A ausência de vereadores fez com que a Mesa Diretora interrompesse os trabalhos, já que não foi alcançado o quórum mínimo de 21 parlamentares exigido para o início das votações. Entre os ausentes estava o próprio presidente da Casa, vereador Davi Reis (Avante).
A situação reacendeu o debate sobre a frequência dos parlamentares durante as sessões. O vereador Rodrigo Guedes (Republicanos) criticou o atual sistema de controle de presença da Câmara, afirmando que alguns vereadores registram presença, mas deixam o plenário antes do início das votações.
“Há vereadores que registram presença e vão embora. Muitas vezes ficam apenas 23 ou 24 parlamentares no plenário. Depois apresentam justificativas e não há qualquer desconto. Duvido muito que a Câmara já tenha descontado o salário de algum vereador por falta”, afirmou.

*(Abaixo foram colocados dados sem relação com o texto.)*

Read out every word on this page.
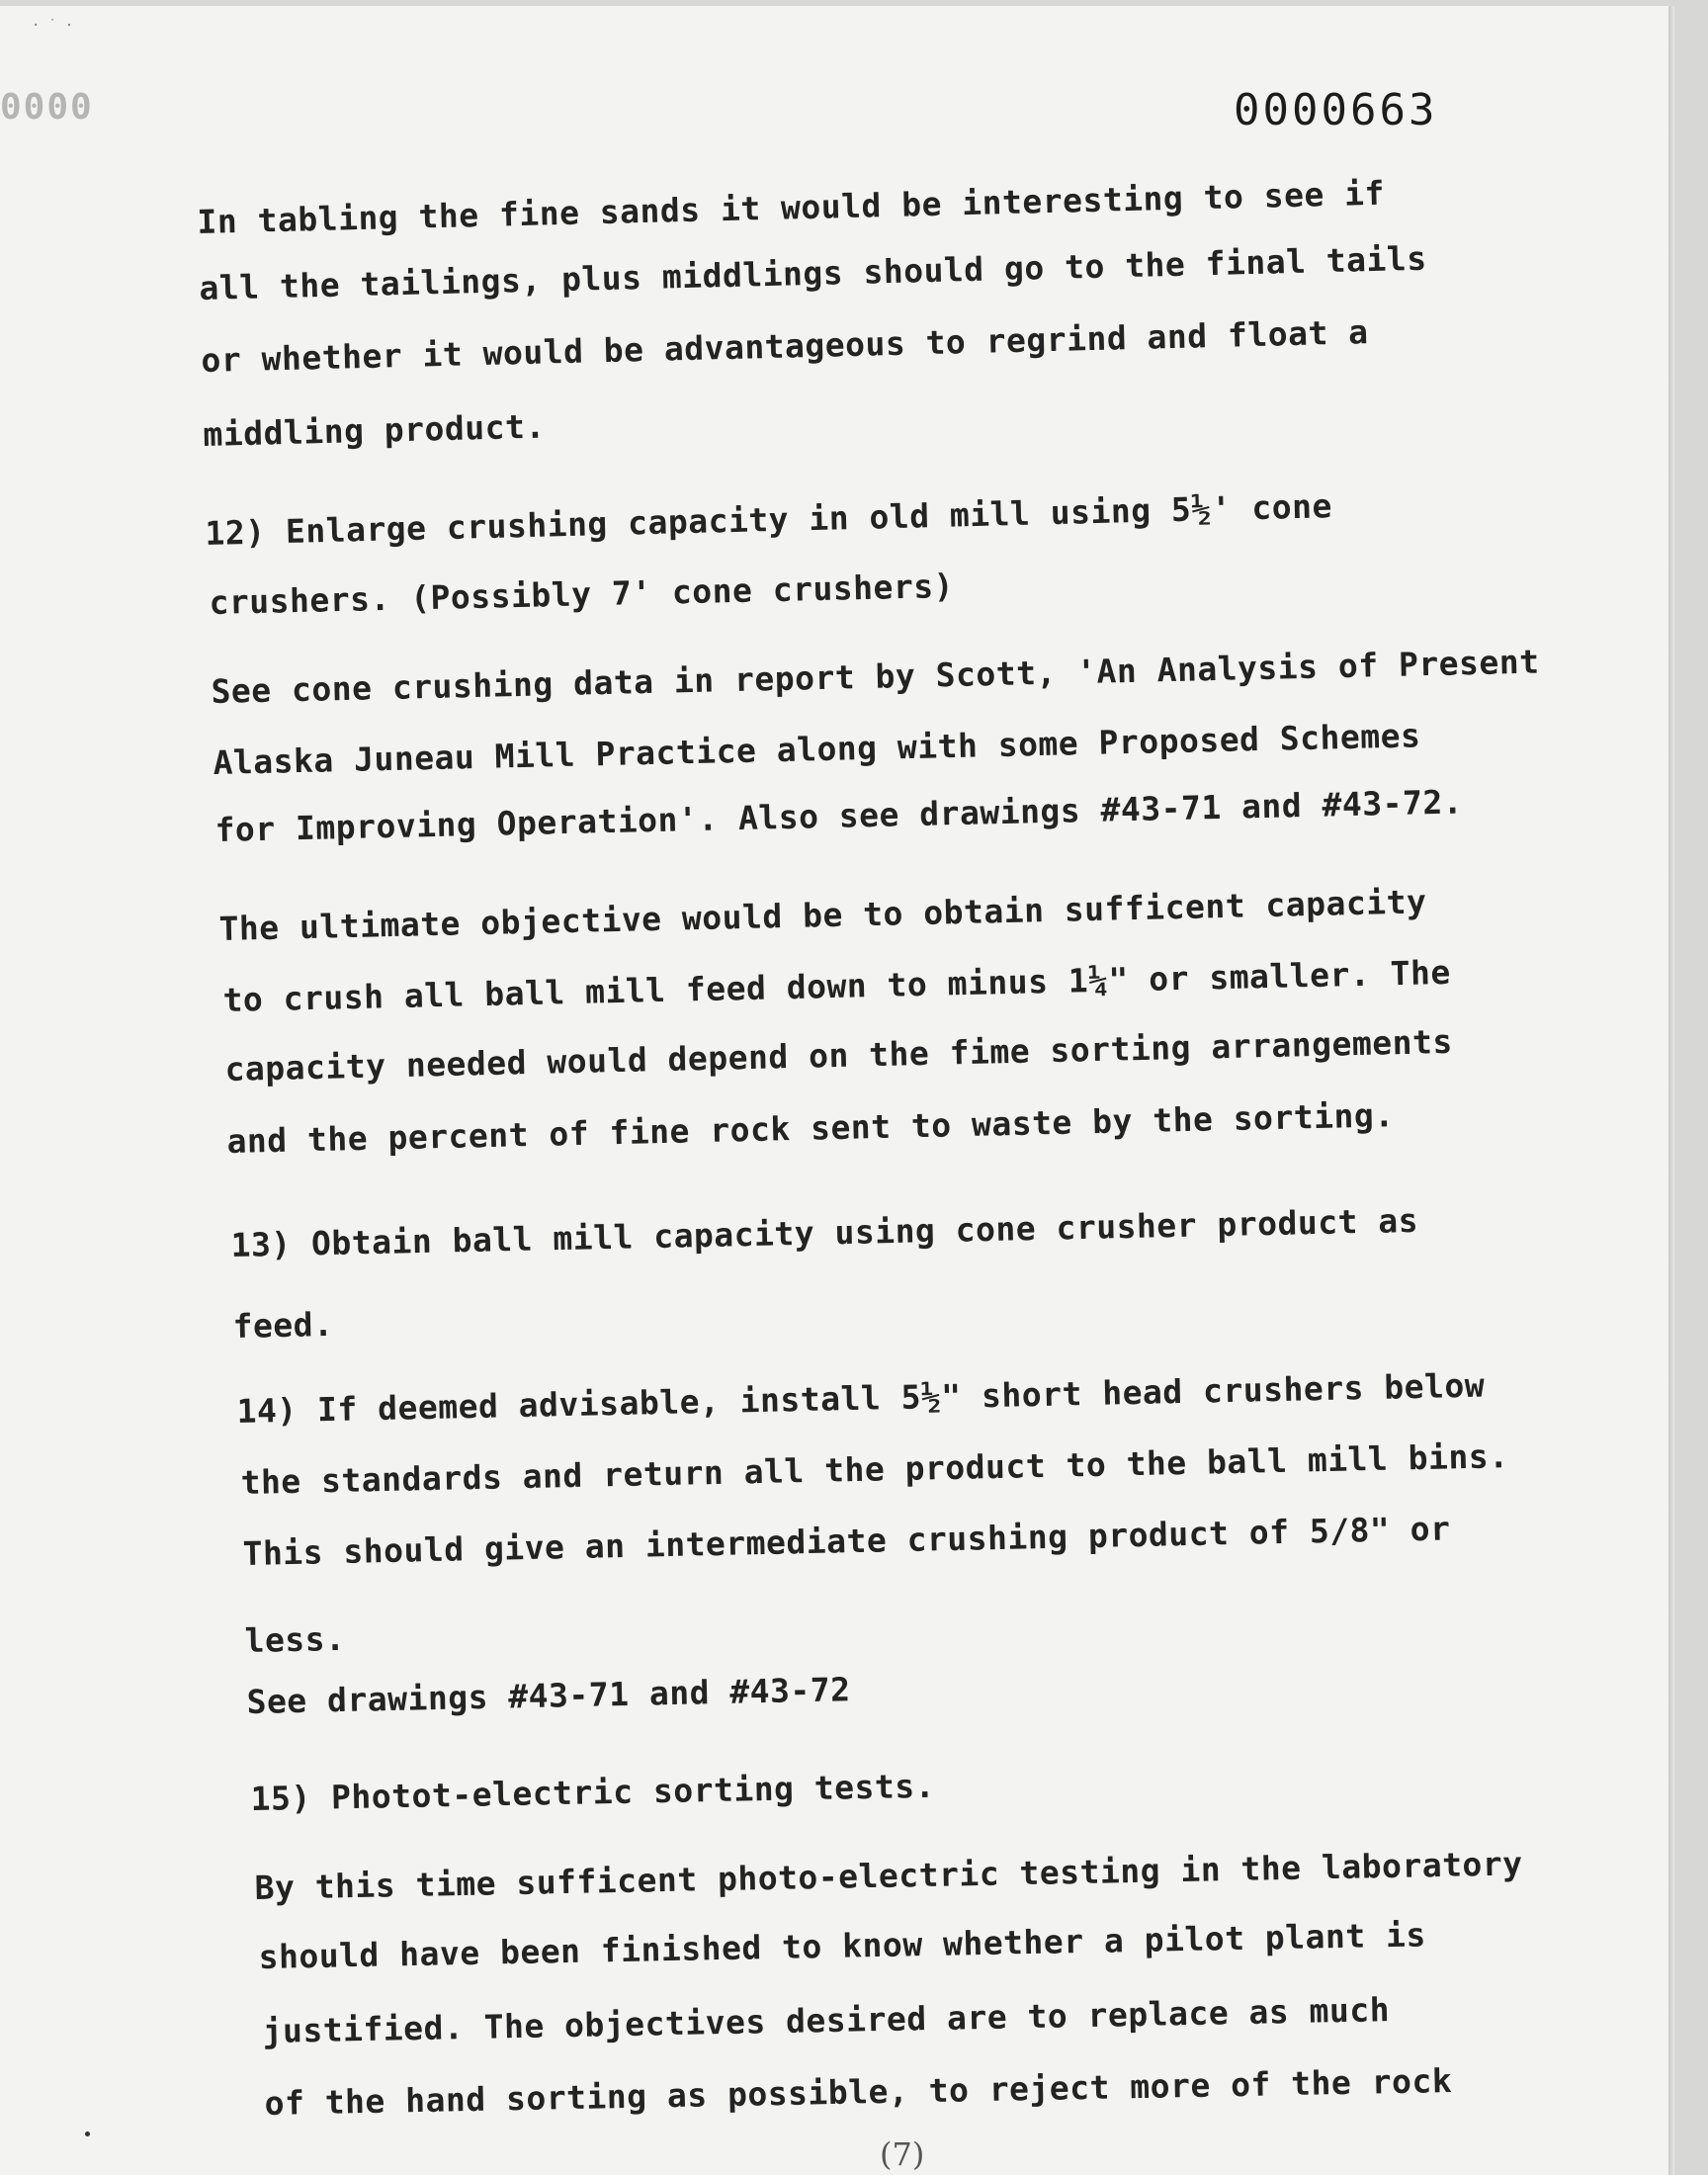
· ˙ ⋅
0000	0000663
In tabling the fine sands it would be interesting to see if
all the tailings, plus middlings should go to the final tails
or whether it would be advantageous to regrind and float a
middling product.
12) Enlarge crushing capacity in old mill using 5½' cone
crushers. (Possibly 7' cone crushers)
See cone crushing data in report by Scott, 'An Analysis of Present
Alaska Juneau Mill Practice along with some Proposed Schemes
for Improving Operation'. Also see drawings #43-71 and #43-72.
The ultimate objective would be to obtain sufficent capacity
to crush all ball mill feed down to minus 1¼" or smaller. The
capacity needed would depend on the fime sorting arrangements
and the percent of fine rock sent to waste by the sorting.
13) Obtain ball mill capacity using cone crusher product as
feed.
14) If deemed advisable, install 5½" short head crushers below
the standards and return all the product to the ball mill bins.
This should give an intermediate crushing product of 5/8" or
less.
See drawings #43-71 and #43-72
15) Photot-electric sorting tests.
By this time sufficent photo-electric testing in the laboratory
should have been finished to know whether a pilot plant is
justified. The objectives desired are to replace as much
of the hand sorting as possible, to reject more of the rock
(7)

A Câmara Municipal de Manaus é composta por 41 vereadores, sendo necessária a presença mínima de 21 parlamentares para que a Ordem do Dia seja iniciada. Segundo Rodrigo Guedes, diferentemente do que ocorre com a maioria dos trabalhadores, as ausências dos vereadores raramente resultam em desconto no subsídio.
Nos bastidores da Casa, a expectativa é de que as ausências se tornem mais frequentes nas próximas semanas, à medida que os parlamentares intensificam as atividades de pré-campanha para as eleições de 2026.
O Portal Rios de Notícias procurou a Câmara Municipal de Manaus para esclarecer quais vereadores justificaram ausência na sessão, como funciona o controle de frequência e se já houve desconto de subsídio por faltas não justificadas. O espaço segue aberto.